If a replacement plan does not cover as many people, maintain the quality of coverage and “keep bending the health care cost curve in the right direction,” it would leave the health care system worse off than it was before the Affordable Care Act, Burwell said in what was billed as her farewell address at the National Press Club.
Her speech comes as the Obama administration has sought to defend the 2010 health care law, which is considered President Barack Obama’s signature policy achievement. As Obama did last week, Burwell warned against repealing the law without having a replacement plan, warning that such a move could create an unstable marketplace.
The effects of that could be seen as soon as this spring, she said, suggesting that health insurers would either raise their rates or drop out of the individual marketplace created by the law.
“Our only chance of not going over that cliff depends on opponents of the law doing in the next two years what they haven’t done in the past six: Develop a comprehensive replacement plan,” Burwell said.

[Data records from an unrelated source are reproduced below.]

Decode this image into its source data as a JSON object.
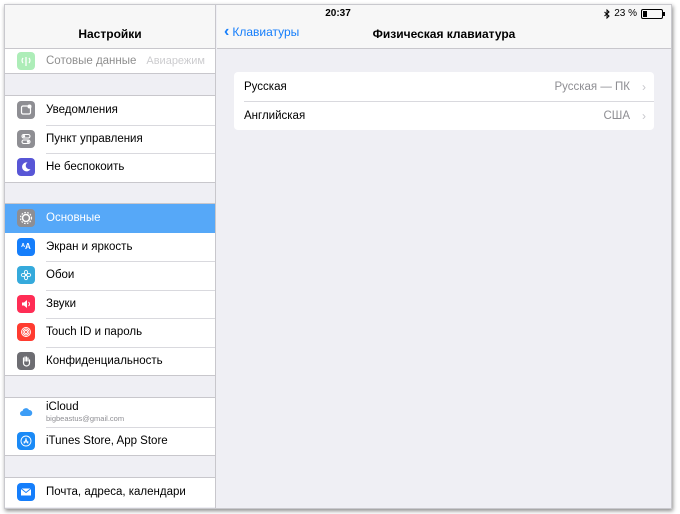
{
  "status": {
    "time": "20:37",
    "battery": "23 %",
    "battery_level": 0.23
  },
  "sidebar": {
    "title": "Настройки",
    "top_partial": {
      "label": "Сотовые данные",
      "right": "Авиарежим"
    },
    "group1": [
      {
        "label": "Уведомления",
        "icon": "notifications-icon",
        "color": "#8e8e93"
      },
      {
        "label": "Пункт управления",
        "icon": "control-center-icon",
        "color": "#8e8e93"
      },
      {
        "label": "Не беспокоить",
        "icon": "moon-icon",
        "color": "#5856d6"
      }
    ],
    "group2": [
      {
        "label": "Основные",
        "icon": "gear-icon",
        "color": "#8e8e93",
        "selected": true
      },
      {
        "label": "Экран и яркость",
        "icon": "display-brightness-icon",
        "color": "#157efb"
      },
      {
        "label": "Обои",
        "icon": "wallpaper-icon",
        "color": "#35aadc"
      },
      {
        "label": "Звуки",
        "icon": "sound-icon",
        "color": "#ff2d55"
      },
      {
        "label": "Touch ID и пароль",
        "icon": "fingerprint-icon",
        "color": "#ff3b30"
      },
      {
        "label": "Конфиденциальность",
        "icon": "privacy-hand-icon",
        "color": "#6d6d72"
      }
    ],
    "group3": [
      {
        "label": "iCloud",
        "sub": "bigbeastus@gmail.com",
        "icon": "icloud-icon",
        "color": "#ffffff"
      },
      {
        "label": "iTunes Store, App Store",
        "icon": "app-store-icon",
        "color": "#1a8af6"
      }
    ],
    "group4": [
      {
        "label": "Почта, адреса, календари",
        "icon": "mail-icon",
        "color": "#157efb"
      }
    ]
  },
  "detail": {
    "back_label": "Клавиатуры",
    "title": "Физическая клавиатура",
    "rows": [
      {
        "label": "Русская",
        "value": "Русская — ПК"
      },
      {
        "label": "Английская",
        "value": "США"
      }
    ]
  }
}
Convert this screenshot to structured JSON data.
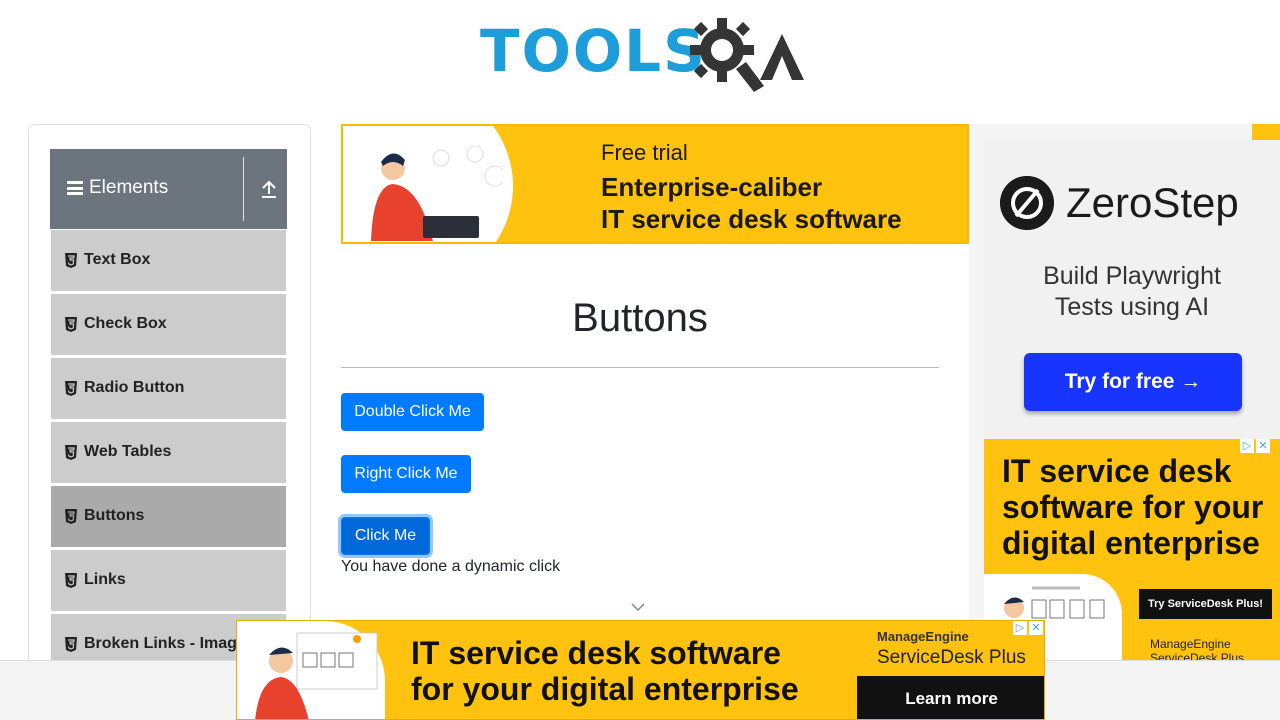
{
  "header": {
    "logo_text_1": "TOOLS",
    "logo_text_2": "QA"
  },
  "sidebar": {
    "group_title": "Elements",
    "items": [
      {
        "label": "Text Box"
      },
      {
        "label": "Check Box"
      },
      {
        "label": "Radio Button"
      },
      {
        "label": "Web Tables"
      },
      {
        "label": "Buttons",
        "active": true
      },
      {
        "label": "Links"
      },
      {
        "label": "Broken Links - Images"
      }
    ]
  },
  "top_ad": {
    "line1": "Free trial",
    "line2": "Enterprise-caliber",
    "line3": "IT service desk software"
  },
  "main": {
    "title": "Buttons",
    "double_click_label": "Double Click Me",
    "right_click_label": "Right Click Me",
    "click_label": "Click Me",
    "message": "You have done a dynamic click"
  },
  "right_ad_1": {
    "brand": "ZeroStep",
    "tagline_1": "Build Playwright",
    "tagline_2": "Tests using AI",
    "cta": "Try for free →"
  },
  "right_ad_2": {
    "headline": "IT service desk software for your digital enterprise",
    "cta": "Try ServiceDesk Plus!",
    "brand_1": "ManageEngine",
    "brand_2": "ServiceDesk Plus"
  },
  "bottom_ad": {
    "line1": "IT service desk software",
    "line2": "for your digital enterprise",
    "brand_1": "ManageEngine",
    "brand_2": "ServiceDesk Plus",
    "cta": "Learn more"
  },
  "icons": {
    "menu": "hamburger-icon",
    "collapse": "upload-arrow-icon",
    "item": "html5-icon",
    "scroll": "chevron-down-icon",
    "ad_choices": "ad-choices-icon",
    "ad_close": "close-icon"
  },
  "colors": {
    "primary": "#007bff",
    "group_header": "#6c757d",
    "menu_item": "#cccccc",
    "menu_active": "#aaaaaa",
    "ad_yellow": "#ffc20f",
    "logo_blue": "#1d9dd9"
  }
}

She warned that it would be tough for Republicans to draft a replacement plan that maintains some of the law’s more popular provisions, such as barring insurers from denying coverage to patients with pre-existing conditions. An individual mandate, which Republicans have railed against for years, is necessary to keep costs down and provide coverage for sicker patients, she said.
Similarly, if plans aren’t required to cover as many essential benefits, people who require inpatient mental health services, for example, would have to pay much more to receive those services, she warned.
“As for silver bullets, they don’t exist,” Burwell said. “If something sounds too good to be true, it usually is.”